MR HUMPHRIES (continuing):

Mr Speaker, I will continue with that policy, because I believe that those sorts of steps are likely to produce a responsive attitude by landlords in the Territory - a combination of carrots and sticks, if you like, to resolve disputes. Even with the best will in the world, if people need to resort to the Tenancy Tribunal to resolve every dispute they have, we will have failed to facilitate an environment in which those disputes do not arise, because hearings in the tribunal are costly and time consuming and do not happen over a short period of time. There must be other mechanisms. Those mechanisms principally revolve around an environment of fair negotiation and fair dealing between landlords and tenants and an environment in which mediation is used readily and accessibly to make sure that disputes are resolved.

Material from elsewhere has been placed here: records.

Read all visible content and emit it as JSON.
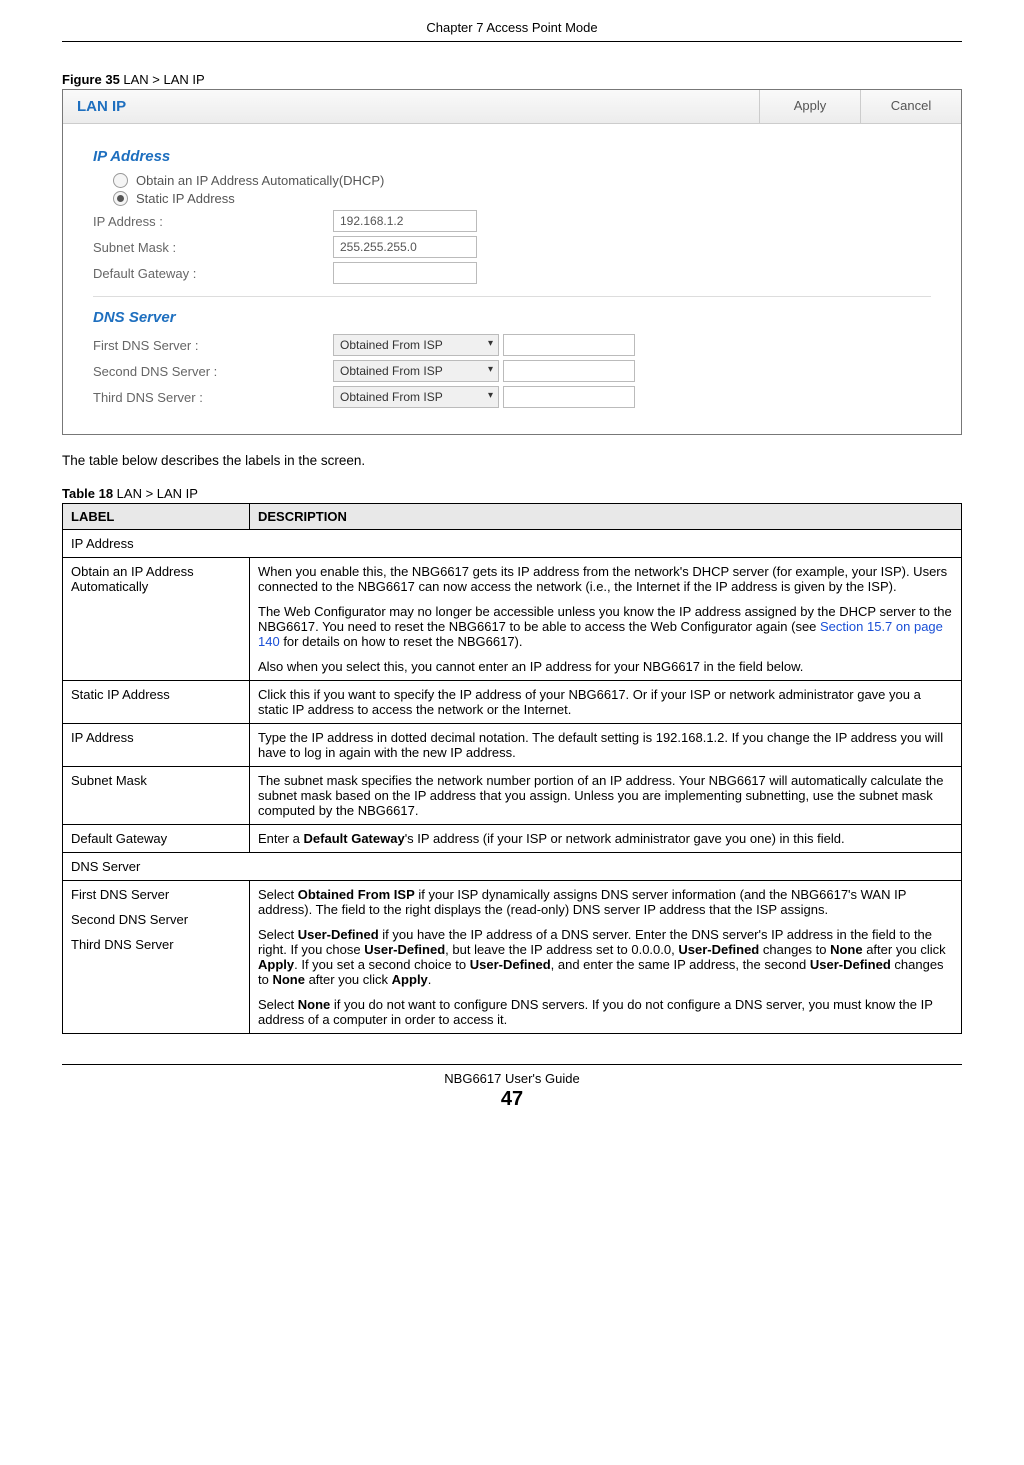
{
  "chapter_header": "Chapter 7 Access Point Mode",
  "figure_caption_bold": "Figure 35",
  "figure_caption_rest": "   LAN > LAN IP",
  "screenshot": {
    "title": "LAN IP",
    "apply_btn": "Apply",
    "cancel_btn": "Cancel",
    "section_ip": "IP Address",
    "radio_dhcp": "Obtain an IP Address Automatically(DHCP)",
    "radio_static": "Static IP Address",
    "label_ip": "IP Address :",
    "value_ip": "192.168.1.2",
    "label_mask": "Subnet Mask :",
    "value_mask": "255.255.255.0",
    "label_gateway": "Default Gateway :",
    "value_gateway": "",
    "section_dns": "DNS Server",
    "label_dns1": "First DNS Server :",
    "label_dns2": "Second DNS Server :",
    "label_dns3": "Third DNS Server :",
    "dns_select": "Obtained From ISP"
  },
  "body_text": "The table below describes the labels in the screen.",
  "table_caption_bold": "Table 18",
  "table_caption_rest": "   LAN > LAN IP",
  "table_headers": {
    "label": "LABEL",
    "desc": "DESCRIPTION"
  },
  "rows": {
    "ip_section": "IP Address",
    "obtain_label": "Obtain an IP Address Automatically",
    "obtain_desc_p1": "When you enable this, the NBG6617 gets its IP address from the network's DHCP server (for example, your ISP). Users connected to the NBG6617 can now access the network (i.e., the Internet if the IP address is given by the ISP).",
    "obtain_desc_p2a": "The Web Configurator may no longer be accessible unless you know the IP address assigned by the DHCP server to the NBG6617. You need to reset the NBG6617 to be able to access the Web Configurator again (see ",
    "obtain_desc_link": "Section 15.7 on page 140",
    "obtain_desc_p2b": " for details on how to reset the NBG6617).",
    "obtain_desc_p3": "Also when you select this, you cannot enter an IP address for your NBG6617 in the field below.",
    "static_label": "Static IP Address",
    "static_desc": "Click this if you want to specify the IP address of your NBG6617. Or if your ISP or network administrator gave you a static IP address to access the network or the Internet.",
    "ipaddr_label": "IP Address",
    "ipaddr_desc": "Type the IP address in dotted decimal notation. The default setting is 192.168.1.2. If you change the IP address you will have to log in again with the new IP address.",
    "subnet_label": "Subnet Mask",
    "subnet_desc": "The subnet mask specifies the network number portion of an IP address. Your NBG6617 will automatically calculate the subnet mask based on the IP address that you assign. Unless you are implementing subnetting, use the subnet mask computed by the NBG6617.",
    "gateway_label": "Default Gateway",
    "gateway_desc_a": "Enter a ",
    "gateway_desc_bold": "Default Gateway",
    "gateway_desc_b": "'s IP address (if your ISP or network administrator gave you one) in this field.",
    "dns_section": "DNS Server",
    "dns_label1": "First DNS Server",
    "dns_label2": "Second DNS Server",
    "dns_label3": "Third DNS Server",
    "dns_p1a": "Select ",
    "dns_p1_bold1": "Obtained From ISP",
    "dns_p1b": " if your ISP dynamically assigns DNS server information (and the NBG6617's WAN IP address). The field to the right displays the (read-only) DNS server IP address that the ISP assigns.",
    "dns_p2a": "Select ",
    "dns_p2_b1": "User-Defined",
    "dns_p2b": " if you have the IP address of a DNS server. Enter the DNS server's IP address in the field to the right. If you chose ",
    "dns_p2_b2": "User-Defined",
    "dns_p2c": ", but leave the IP address set to 0.0.0.0, ",
    "dns_p2_b3": "User-Defined",
    "dns_p2d": " changes to ",
    "dns_p2_b4": "None",
    "dns_p2e": " after you click ",
    "dns_p2_b5": "Apply",
    "dns_p2f": ". If you set a second choice to ",
    "dns_p2_b6": "User-Defined",
    "dns_p2g": ", and enter the same IP address, the second ",
    "dns_p2_b7": "User-Defined",
    "dns_p2h": " changes to ",
    "dns_p2_b8": "None",
    "dns_p2i": " after you click ",
    "dns_p2_b9": "Apply",
    "dns_p2j": ".",
    "dns_p3a": "Select ",
    "dns_p3_b1": "None",
    "dns_p3b": " if you do not want to configure DNS servers. If you do not configure a DNS server, you must know the IP address of a computer in order to access it."
  },
  "footer_text": "NBG6617 User's Guide",
  "page_number": "47"
}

I stand very much behind those first two steps as a way of resolving these matters, and I also stand behind those tenants who seek to have access, under the other arm, to the Tenancy Tribunal. That is the result of my actions so far in these disputes. As I said, it has been to intervene in every case on the side of the tenant to facilitate jurisdiction by the Tenancy Tribunal, and I will continue to do so. I have met with both Lend Lease and Leda and said to them in no uncertain terms that I regard conduct which has the effect of driving down by attrition the actions of tenants to take action in the Tenancy Tribunal as being totally unacceptable. I indicate publicly today, to Leda in particular, as the landlord of the Hyperdome, that, if they do not take every appropriate step to appropriately mediate their disputes with their tenants, then the Government will continue to intervene on the tenants' side to ensure that there is access to the mechanisms in the Tenancy Tribunal and that justice is done to those tenants. Those tenants who are in dispute with Leda at the moment do not need amendments to the legislation. They are there already, Mr Speaker, and that is the point Mr Moore seems to overlook. Their access to the tribunal was challenged twice by the Hyperdome, by Leda, and we have twice been able to defend it to ensure that the jurisdiction was not ousted.

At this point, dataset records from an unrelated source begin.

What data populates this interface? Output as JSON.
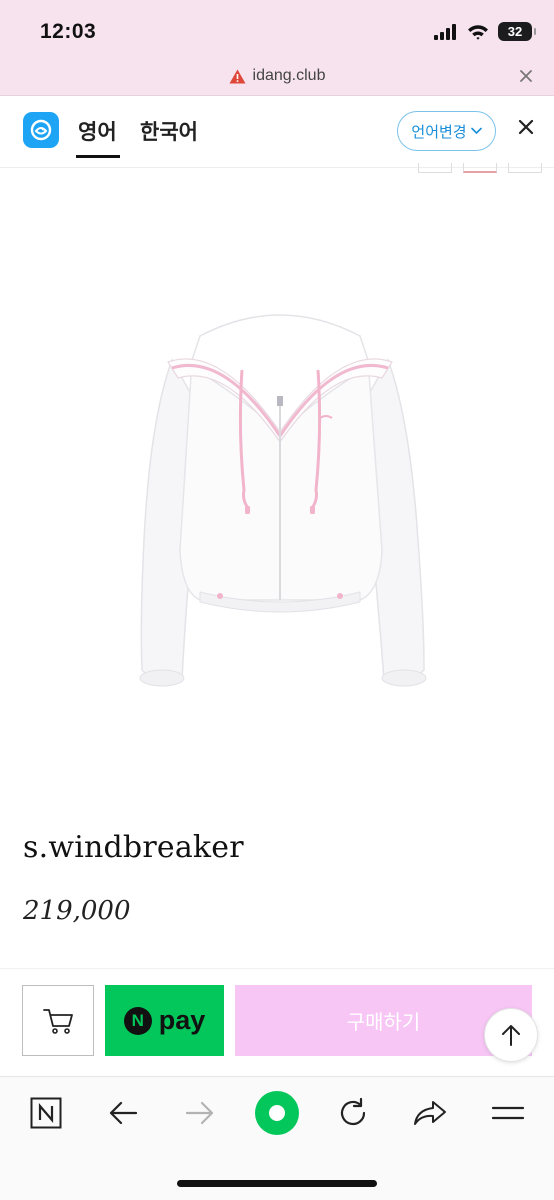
{
  "status_bar": {
    "time": "12:03",
    "battery": "32"
  },
  "url_bar": {
    "domain": "idang.club",
    "warning_icon": "warning-triangle-icon",
    "close_icon": "close-icon"
  },
  "translate_bar": {
    "source_lang": "영어",
    "target_lang": "한국어",
    "change_label": "언어변경",
    "logo_icon": "papago-logo",
    "close_icon": "close-icon"
  },
  "product": {
    "name": "s.windbreaker",
    "price": "219,000",
    "image": "white-windbreaker-jacket-image"
  },
  "purchase": {
    "cart_icon": "cart-icon",
    "npay_mark": "N",
    "npay_label": "pay",
    "buy_label": "구매하기",
    "npay_color": "#03c75a",
    "buy_color": "#f7c6f5"
  },
  "toolbar": {
    "icons": [
      "naver-n-icon",
      "back-arrow-icon",
      "forward-arrow-icon",
      "green-home-dot-icon",
      "refresh-icon",
      "share-icon",
      "menu-icon"
    ]
  },
  "accent_color": "#1ea4f5"
}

If there are other tenants who are encountering any difficulty, I would like to hear from them. I have said on a number of occasions, in fact to a number of organisations who claim we need to widen the net, "Who are the people who are not covered by the net at the moment? Where are they? Why have they not written to me or approached me and spoken to me about these problems? Other tenants have". I can list a large number of tenants in premises around this city who have come to us and talked about the problems. They approached me personally, one of my colleagues at one of our Meet the Minister exercises, for example, or the Consumer Affairs Bureau directly and asked for help. I say again that I am happy to talk to these people, to understand what it is that is missing from the present framework. Mr Moore's legislation, with respect, has more impact in the area of symbolism than it does in actually changing the climate for people who are at the present time in need of some assistance. That is my impression, anyway. If I am proved wrong, that is fine; but I have not yet seen the cases which demand the action of Mr Moore's urgings.